Salary sacrifice: a guide for all employers
Salary sacrifice is a contractual arrangement where an employee agrees to reduce their cash salary in exchange for non-cash benefits. This can reduce Income Tax and National Insurance (NI), but only for certain qualifying benefits.
Applies to all employers
Salary sacrifice is available to all types of employers, including:
- Private businesses
- Charities
- Not-for-profits
- Social enterprises
Regardless of your organisation’s structure, the arrangement must follow HMRC guidance and employment law.
Qualifying benefits with green and ethical impact
Tax and NI savings are only available for:
- Employer pension contributions
Supports long-term financial wellbeing and can be directed into ethical investment funds, aligning retirement savings with environmental or social values. - Pension advice
Helps employees make informed decisions about their future, and can include guidance on sustainable investment options. - Workplace nurseries
Promotes family-friendly employment and supports early years education, contributing to social equity and employee retention. - Childcare vouchers (pre-October 2018)
Encourages workforce participation among parents and supports affordable childcare, especially valuable in lower-income households. - Cycle to Work schemes
Reduces carbon emissions, promotes active travel, and improves employee health—an excellent fit for organisations with sustainability goals. - Workplace car parking
Can be integrated with green transport initiatives, such as electric vehicle charging, carpooling, or prioritising low-emission vehicles.
Key requirements
- Contracts must be updated to reflect changes.
- Salary must not fall below the National Minimum Wage.
- Employees may only opt out at scheme a after a lifestyle change. As a general rule, if an employee swaps between cash earnings and a non-cash benefit whenever they like, any expected tax and National Insurance contributions advantages under a salary sacrifice arrangement will not apply.

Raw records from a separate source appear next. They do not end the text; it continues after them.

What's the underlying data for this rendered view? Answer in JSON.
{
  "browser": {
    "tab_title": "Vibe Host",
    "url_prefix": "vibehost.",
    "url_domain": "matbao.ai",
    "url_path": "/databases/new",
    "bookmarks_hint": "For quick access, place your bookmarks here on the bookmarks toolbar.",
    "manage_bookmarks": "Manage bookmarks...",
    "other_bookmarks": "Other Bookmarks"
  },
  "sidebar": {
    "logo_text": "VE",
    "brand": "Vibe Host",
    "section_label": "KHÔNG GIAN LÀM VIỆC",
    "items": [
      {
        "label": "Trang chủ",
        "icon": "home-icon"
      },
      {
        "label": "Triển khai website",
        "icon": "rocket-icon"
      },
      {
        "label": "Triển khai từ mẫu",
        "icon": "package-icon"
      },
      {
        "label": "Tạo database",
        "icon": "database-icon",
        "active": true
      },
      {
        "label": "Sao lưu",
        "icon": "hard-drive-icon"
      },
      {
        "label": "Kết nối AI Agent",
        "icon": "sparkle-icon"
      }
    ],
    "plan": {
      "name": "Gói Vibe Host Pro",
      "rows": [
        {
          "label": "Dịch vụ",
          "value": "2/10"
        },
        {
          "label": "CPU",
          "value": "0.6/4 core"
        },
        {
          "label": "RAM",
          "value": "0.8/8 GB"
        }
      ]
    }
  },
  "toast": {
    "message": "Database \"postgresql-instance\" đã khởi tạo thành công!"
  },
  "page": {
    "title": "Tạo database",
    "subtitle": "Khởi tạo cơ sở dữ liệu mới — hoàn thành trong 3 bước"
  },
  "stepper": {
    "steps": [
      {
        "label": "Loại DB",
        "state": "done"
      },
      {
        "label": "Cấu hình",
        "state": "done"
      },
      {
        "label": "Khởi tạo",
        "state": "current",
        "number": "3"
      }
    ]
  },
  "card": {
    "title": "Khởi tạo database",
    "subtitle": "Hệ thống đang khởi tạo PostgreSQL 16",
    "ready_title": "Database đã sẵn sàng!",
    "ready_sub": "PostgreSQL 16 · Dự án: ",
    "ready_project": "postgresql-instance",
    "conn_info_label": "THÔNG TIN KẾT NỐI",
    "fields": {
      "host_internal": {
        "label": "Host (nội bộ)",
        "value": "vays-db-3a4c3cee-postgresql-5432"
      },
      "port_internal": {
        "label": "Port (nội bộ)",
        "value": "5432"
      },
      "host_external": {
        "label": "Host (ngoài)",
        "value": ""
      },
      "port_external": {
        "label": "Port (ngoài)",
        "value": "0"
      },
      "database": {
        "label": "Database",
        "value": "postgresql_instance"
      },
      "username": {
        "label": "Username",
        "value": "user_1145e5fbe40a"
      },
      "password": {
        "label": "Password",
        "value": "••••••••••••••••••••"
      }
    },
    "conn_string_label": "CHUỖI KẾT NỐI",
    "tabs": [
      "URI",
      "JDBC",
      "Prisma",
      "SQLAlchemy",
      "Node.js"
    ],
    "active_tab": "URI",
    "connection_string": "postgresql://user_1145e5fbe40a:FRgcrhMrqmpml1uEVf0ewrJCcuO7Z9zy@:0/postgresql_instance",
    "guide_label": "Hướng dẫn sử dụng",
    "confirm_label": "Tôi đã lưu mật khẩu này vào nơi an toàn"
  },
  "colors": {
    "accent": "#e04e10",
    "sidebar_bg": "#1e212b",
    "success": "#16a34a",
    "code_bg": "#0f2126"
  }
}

- Salary sacrifice may affect statutory benefits like maternity pay and state pension eligibility.
Tax and NI treatment
For most benefits, the taxable value is the higher of:
- The salary given up
- The benefit-in-kind value
Commuting costs (e.g. train passes) do not qualify for savings and are treated as taxable earnings.
Loans to employees
Interest-free or low-interest loans (up to £10,000) are tax/NI-free only on the interest, not the loan itself. These must be repaid from net pay and should be carefully considered by directors.
Final thoughts
Salary sacrifice remains a valuable tool for offering ethical and sustainable benefits, especially pensions and cycle schemes. It’s important to ensure arrangements are legally sound, clearly documented, and compliant with HMRC guidance.